Il regime talebano veniva abbattuto, come risposta agli attacchi dell’11 settembre del 2001 e in virtù del sostegno e della copertura offerta dai Talebani al Al – Qaeda, già nel novembre del 2001, in appena due mesi. L’intervento statunitense nell’ambito dell’Operazione Enduring Freedom, il primo atto della Global War on Terrorism (Gwot), attraverso l’impiego combinato di forze speciali, armi di precisione, insieme alle forze locali, diede risultati iniziali eccellenti.

L’efficacia

Il paragone, in termini di efficacia, con la prima fase dell’Operazione Iraqi Freedom condotta contro le forze di Saddam Hussein tra il 19 marzo e il 9 aprile del 2003, risulta ancora oggi paradigmatico per la condotta delle operazioni militari. Seppur con attori e contesti differenti, le immagini dell’avanzata talebana non possono non ricordare, sotto molteplici aspetti, l’offensiva che portò i miliziani del sedicente Stato Islamico a ridosso di Baghdad nel giugno del 2014.

Oggi, in Afghanistan, una dopo l’altra, cadono le capitali provinciali e poco possono fare le forze di sicurezza afghane che, seppure addestrate e capaci di combattere, fintanto che sono state affiancate da forze statunitensi e Nato, vengono abbandonate da autorità politiche inadeguate e corrotte.

L’Afghanistan rischia così di tornare ad esser quello stato fallito e quel santuario del terrore capace di produrre gli attacchi dell’11 settembre se non addirittura l’incubatore di una moltitudine di sigle, tra cui lo Stato Islamico del Khorasan e la rete Haqqani, potenzialmente pronte a compiere, anche grazie all’impiego di nuove tecnologie, molteplici attacchi.

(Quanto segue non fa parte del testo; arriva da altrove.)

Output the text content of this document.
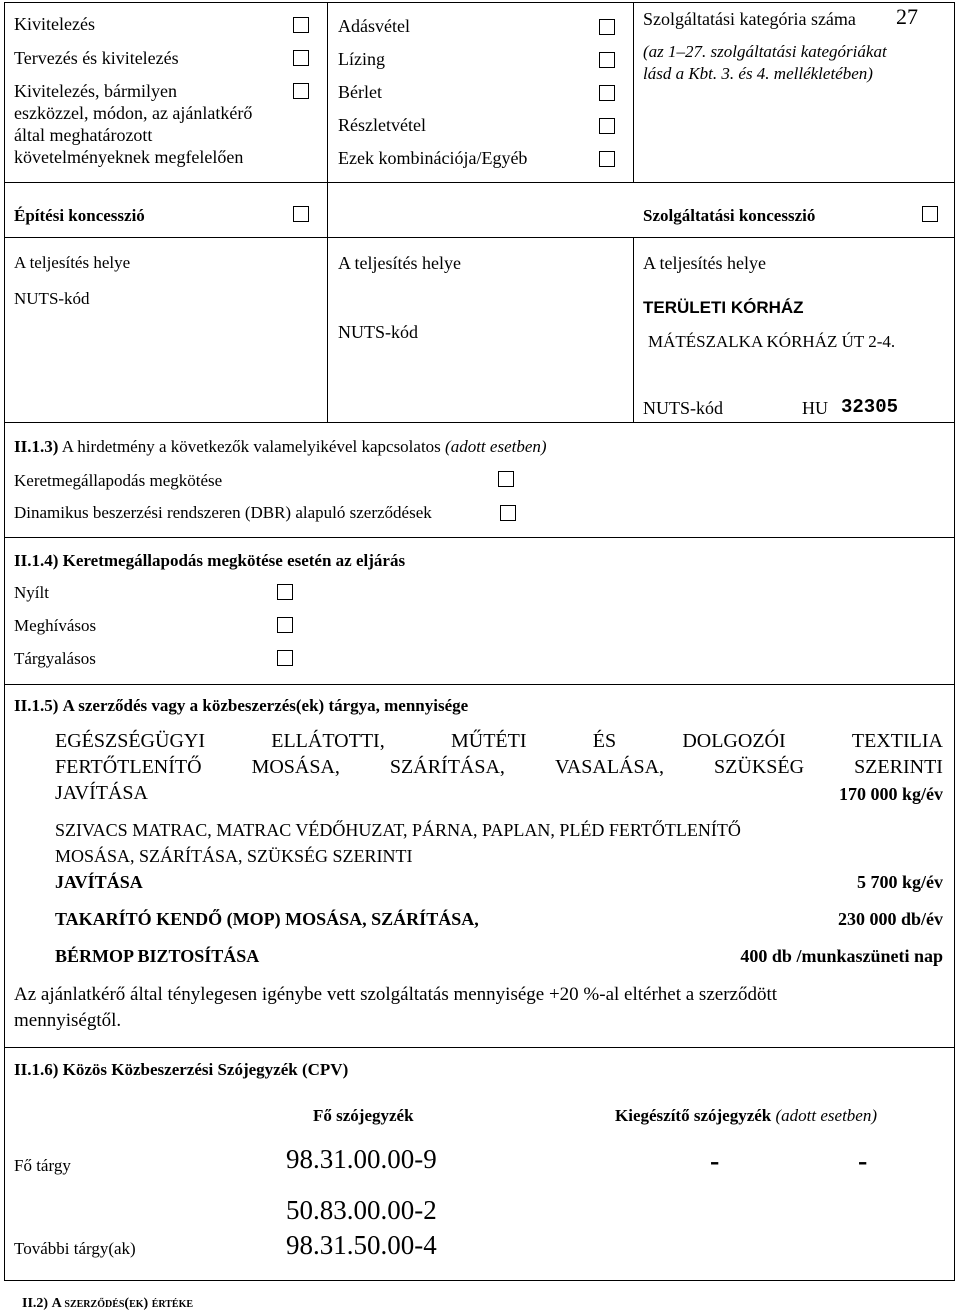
Kivitelezés
Tervezés és kivitelezés
Kivitelezés, bármilyen
eszközzel, módon, az ajánlatkérő
által meghatározott
követelményeknek megfelelően
Adásvétel
Lízing
Bérlet
Részletvétel
Ezek kombinációja/Egyéb
Szolgáltatási kategória száma 27
(az 1–27. szolgáltatási kategóriákat
lásd a Kbt. 3. és 4. mellékletében)
Építési koncesszió	Szolgáltatási koncesszió
A teljesítés helye
NUTS-kód
A teljesítés helye
NUTS-kód
A teljesítés helye
TERÜLETI KÓRHÁZ
MÁTÉSZALKA KÓRHÁZ ÚT 2-4.
NUTS-kód	HU 32305
II.1.3) A hirdetmény a következők valamelyikével kapcsolatos (adott esetben)
Keretmegállapodás megkötése
Dinamikus beszerzési rendszeren (DBR) alapuló szerződések
II.1.4) Keretmegállapodás megkötése esetén az eljárás
Nyílt
Meghívásos
Tárgyalásos
II.1.5) A szerződés vagy a közbeszerzés(ek) tárgya, mennyisége
EGÉSZSÉGÜGYI	ELLÁTOTTI,	MŰTÉTI	ÉS	DOLGOZÓI	TEXTILIA
FERTŐTLENÍTŐ	MOSÁSA,	SZÁRÍTÁSA,	VASALÁSA,	SZÜKSÉG	SZERINTI
JAVÍTÁSA	170 000 kg/év
SZIVACS MATRAC, MATRAC VÉDŐHUZAT, PÁRNA, PAPLAN, PLÉD FERTŐTLENÍTŐ
MOSÁSA, SZÁRÍTÁSA, SZÜKSÉG SZERINTI
JAVÍTÁSA	5 700 kg/év
TAKARÍTÓ KENDŐ (MOP) MOSÁSA, SZÁRÍTÁSA,	230 000 db/év
BÉRMOP BIZTOSÍTÁSA	400 db /munkaszüneti nap
Az ajánlatkérő által ténylegesen igénybe vett szolgáltatás mennyisége +20 %-al eltérhet a szerződött
mennyiségtől.
II.1.6) Közös Közbeszerzési Szójegyzék (CPV)
Fő szójegyzék	Kiegészítő szójegyzék (adott esetben)
Fő tárgy	98.31.00.00-9	-	-
50.83.00.00-2
További tárgy(ak)	98.31.50.00-4
II.2) A szerződés(ek) értéke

In queste ore si discute sulle reali possibilità di successo di quella che è stata definita una “guerra senza fine”.

Appare evidente che non si potesse conseguire un’effettiva stabilizzazione del paese nel momento in cui, nel 2019, le forze statunitensi e della NATO si attestavano a 20.000 unità, a fronte delle 140.000 del 2012. Numeri limitati per un effettivo controllo di un territorio così vasto dove il Pakistan ha potuto proseguire, in assenza di un effettivo controllo della frontiera, la sua guerra per procura e sostenere i Talebani per destabilizzare il precario ordine costituzionale post 2001.

Seppure nella fase iniziale furono conseguiti gli obiettivi strategici di negare libertà di manovra e retroterra alle reti del terrorismo globale, restava il problema di riuscire a consolidare il successo, separando i Talebani dal supporto della gente.

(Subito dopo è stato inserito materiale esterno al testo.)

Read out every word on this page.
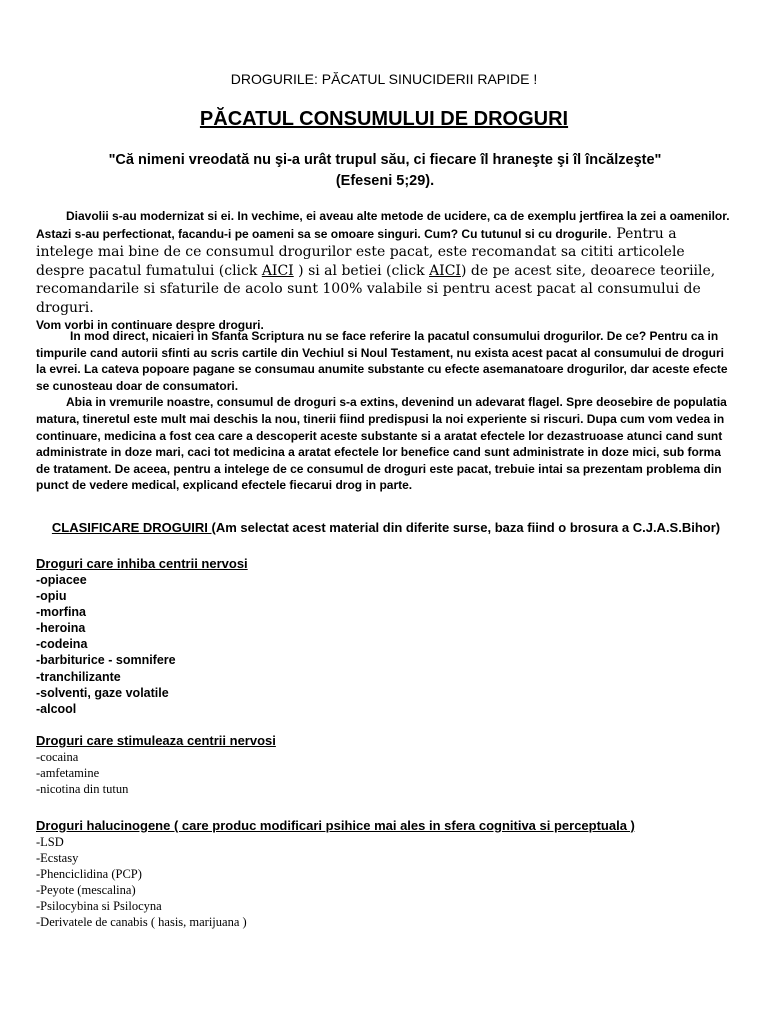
DROGURILE: PĂCATUL SINUCIDERII RAPIDE !
PĂCATUL CONSUMULUI DE DROGURI
"Că nimeni vreodată nu şi-a urât trupul său, ci fiecare îl hraneşte şi îl încălzeşte"(Efeseni 5;29).
Diavolii s-au modernizat si ei. In vechime, ei aveau alte metode de ucidere, ca de exemplu jertfirea la zei a oamenilor. Astazi s-au perfectionat, facandu-i pe oameni sa se omoare singuri. Cum? Cu tutunul si cu drogurile. Pentru a intelege mai bine de ce consumul drogurilor este pacat, este recomandat sa cititi articolele despre pacatul fumatului (click AICI ) si al betiei (click AICI) de pe acest site, deoarece teoriile, recomandarile si sfaturile de acolo sunt 100% valabile si pentru acest pacat al consumului de droguri.
Vom vorbi in continuare despre droguri.
In mod direct, nicaieri in Sfanta Scriptura nu se face referire la pacatul consumului drogurilor. De ce? Pentru ca in timpurile cand autorii sfinti au scris cartile din Vechiul si Noul Testament, nu exista acest pacat al consumului de droguri la evrei. La cateva popoare pagane se consumau anumite substante cu efecte asemanatoare drogurilor, dar aceste efecte se cunosteau doar de consumatori.
Abia in vremurile noastre, consumul de droguri s-a extins, devenind un adevarat flagel. Spre deosebire de populatia matura, tineretul este mult mai deschis la nou, tinerii fiind predispusi la noi experiente si riscuri. Dupa cum vom vedea in continuare, medicina a fost cea care a descoperit aceste substante si a aratat efectele lor dezastruoase atunci cand sunt administrate in doze mari, caci tot medicina a aratat efectele lor benefice cand sunt administrate in doze mici, sub forma de tratament. De aceea, pentru a intelege de ce consumul de droguri este pacat, trebuie intai sa prezentam problema din punct de vedere medical, explicand efectele fiecarui drog in parte.
CLASIFICARE DROGUIRI (Am selectat acest material din diferite surse, baza fiind o brosura a C.J.A.S.Bihor)
Droguri care inhiba centrii nervosi
-opiacee
-opiu
-morfina
-heroina
-codeina
-barbiturice - somnifere
-tranchilizante
-solventi, gaze volatile
-alcool
Droguri care stimuleaza centrii nervosi
-cocaina
-amfetamine
-nicotina din tutun
Droguri halucinogene ( care produc modificari psihice mai ales in sfera cognitiva si perceptuala )
-LSD
-Ecstasy
-Phenciclidina (PCP)
-Peyote (mescalina)
-Psilocybina si Psilocyna
-Derivatele de canabis ( hasis, marijuana )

L’Afghanistan, ma prima ancora l’Iraq, impongono una riflessione sulla capacità di supportare dei processi di stabilizzazione e ricostruzione in aree di crisi dove spesso, le istituzioni informali, i signori della guerra e gli attori esterni rappresentano il potere reale con il quale dover trattare.

Il tempo

Se da un lato l’amministrazione Trump dichiarava nel 2019 che le «guerre senza fine devono finire», individuando nel tempo e nella durata un limite alla proiezione all’estero delle forze armate americane, dall’altro le condizioni reali sul terreno e la capacità delle forze di sicurezza e della polizia afghana sono state sovrastimate dall’amministrazione Biden che, a fronte di 83 miliardi di dollari spesi in vent’anni per addestrare 300.000 uomini delle forze di sicurezza afghane, ha confermato il ritiro delle forze statunitensi, dando così ulteriore slancio ai Talebani.Con i Talebani a pochi chilometri da Kabul l’aforisma rivolto alle forze occidentali ed attribuito ad un combattente talebano fatto prigioniero un decennio fa «voi avete gli orologi, noi abbiamo il tempo sembra risuonare in modo sempre più profetico e sinistro, con il rischio di produrre un effetto domino e dar forza a gruppi e milizie armate in altre aree di crisi.